A "DISHONEST" carpenter defrauded customers out of hundreds of pounds by failing to deliver the goods he had been paid to make.

Carpenter James Thompson took orders for his bespoke beds which he had advertised on websites such as Gumtree.

But instead of spending the money on materials, the 49-year-old used the cash to pay for his living expenses.

When frustrated customers began to chase him, Thompson lied to cover his tracks – even once pretending his delivery driver had been involved in a serious crash to buy time.

Now Thompson has been given a suspended sentence at Southampton Crown Court, after pleading to five counts of fraud against customers in Southampton.

The court heard how Thompson set up his own carpentry business in 2017, using Facebook and Gumtree to advertise his bespoke beds.

Prosecutor Tim Moores said Thompson supplied furniture to a number of customers between March and April 2017.

But he said Thompson, who claimed he had a workshop, but was actually working from his back garden, began to "fob off" customers in February 2018.

The court heard one woman, who ordered a bespoke bunk bed for £250, was told by Thompson that she would not have the item delivered on time as he was "employing more craftsmen".
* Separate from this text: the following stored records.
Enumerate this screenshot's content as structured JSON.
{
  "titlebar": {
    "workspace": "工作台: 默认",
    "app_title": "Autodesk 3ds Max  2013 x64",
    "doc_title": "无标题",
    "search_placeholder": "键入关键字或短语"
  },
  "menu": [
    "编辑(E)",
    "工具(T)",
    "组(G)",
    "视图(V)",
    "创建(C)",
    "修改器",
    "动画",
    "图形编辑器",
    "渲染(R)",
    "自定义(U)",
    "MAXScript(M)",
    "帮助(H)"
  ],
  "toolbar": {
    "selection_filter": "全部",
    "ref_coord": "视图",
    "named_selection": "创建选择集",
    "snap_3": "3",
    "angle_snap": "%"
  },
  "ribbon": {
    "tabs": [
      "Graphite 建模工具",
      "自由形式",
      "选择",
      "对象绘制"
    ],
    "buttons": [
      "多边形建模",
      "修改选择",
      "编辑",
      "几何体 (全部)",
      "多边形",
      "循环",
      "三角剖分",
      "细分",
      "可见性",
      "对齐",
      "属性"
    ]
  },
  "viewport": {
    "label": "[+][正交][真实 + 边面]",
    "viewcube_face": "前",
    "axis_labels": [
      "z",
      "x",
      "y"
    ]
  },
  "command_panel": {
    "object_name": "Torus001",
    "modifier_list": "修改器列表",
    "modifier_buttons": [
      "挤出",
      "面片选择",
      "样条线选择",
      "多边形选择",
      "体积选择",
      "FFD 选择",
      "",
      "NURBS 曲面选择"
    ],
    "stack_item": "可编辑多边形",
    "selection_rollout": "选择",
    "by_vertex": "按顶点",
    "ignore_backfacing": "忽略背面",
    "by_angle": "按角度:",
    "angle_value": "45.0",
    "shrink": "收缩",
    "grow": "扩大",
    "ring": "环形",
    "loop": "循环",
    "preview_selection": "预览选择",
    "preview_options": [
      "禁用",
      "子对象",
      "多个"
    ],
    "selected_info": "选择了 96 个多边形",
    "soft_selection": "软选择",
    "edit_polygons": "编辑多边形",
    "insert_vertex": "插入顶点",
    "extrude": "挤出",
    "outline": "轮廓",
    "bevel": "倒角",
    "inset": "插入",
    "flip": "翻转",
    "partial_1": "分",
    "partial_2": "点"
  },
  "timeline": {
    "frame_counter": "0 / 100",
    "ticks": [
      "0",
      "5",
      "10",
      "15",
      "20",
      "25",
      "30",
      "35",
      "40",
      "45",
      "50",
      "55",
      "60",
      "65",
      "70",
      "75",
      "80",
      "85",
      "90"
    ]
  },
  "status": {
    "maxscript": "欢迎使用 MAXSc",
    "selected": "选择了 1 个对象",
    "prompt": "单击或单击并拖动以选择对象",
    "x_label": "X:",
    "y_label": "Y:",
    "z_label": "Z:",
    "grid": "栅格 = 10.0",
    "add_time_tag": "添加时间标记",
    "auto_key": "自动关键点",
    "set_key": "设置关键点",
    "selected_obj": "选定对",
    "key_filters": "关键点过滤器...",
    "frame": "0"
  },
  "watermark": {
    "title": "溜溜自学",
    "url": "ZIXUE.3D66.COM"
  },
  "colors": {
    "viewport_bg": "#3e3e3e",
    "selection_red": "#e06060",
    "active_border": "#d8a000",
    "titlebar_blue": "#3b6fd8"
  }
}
Mr Moores said said: "On March 23 the woman was told that the she would not get the item as the delivery driver had been involved in a horrific road crash.

"It is clear people were being fobbed off.

"It seems he was behind the curve, so the money he received was being used to pay outstanding bills or to buy materials to make previous orders.

"People would ask for refunds, which he would agree to provide, but he didn't do so. He continues receiving money from customers knowing in fact that he was not in a position to provide the items.

"That's where we say it becomes fraudulent and dishonest."

Mr Moores said Thompson had defrauded customers out of £1610 and owed another customer £770.

Mitigating. Chris Gaiger said Thompson had not intended to defraud his customers.

He said:" He was essentially robbing Peter to pay Paul. He was always a job behind.

"He realises now he should have stopped the business."

In sentencing Thompson, of Park Field Road, Ruskington, Lincolnshire, Judge Peter Henry said: "You are a carpenter who is capable of producing individual items for people, but on the other hand you are a very poor businessman who has allowed himself to become dishonest.

"You were taking orders to pay for orders. Things were bound to go wrong and they did in this case.

"You have got to understand that when you start a business you have a responsibility to customers and not to act in a fraudulent way."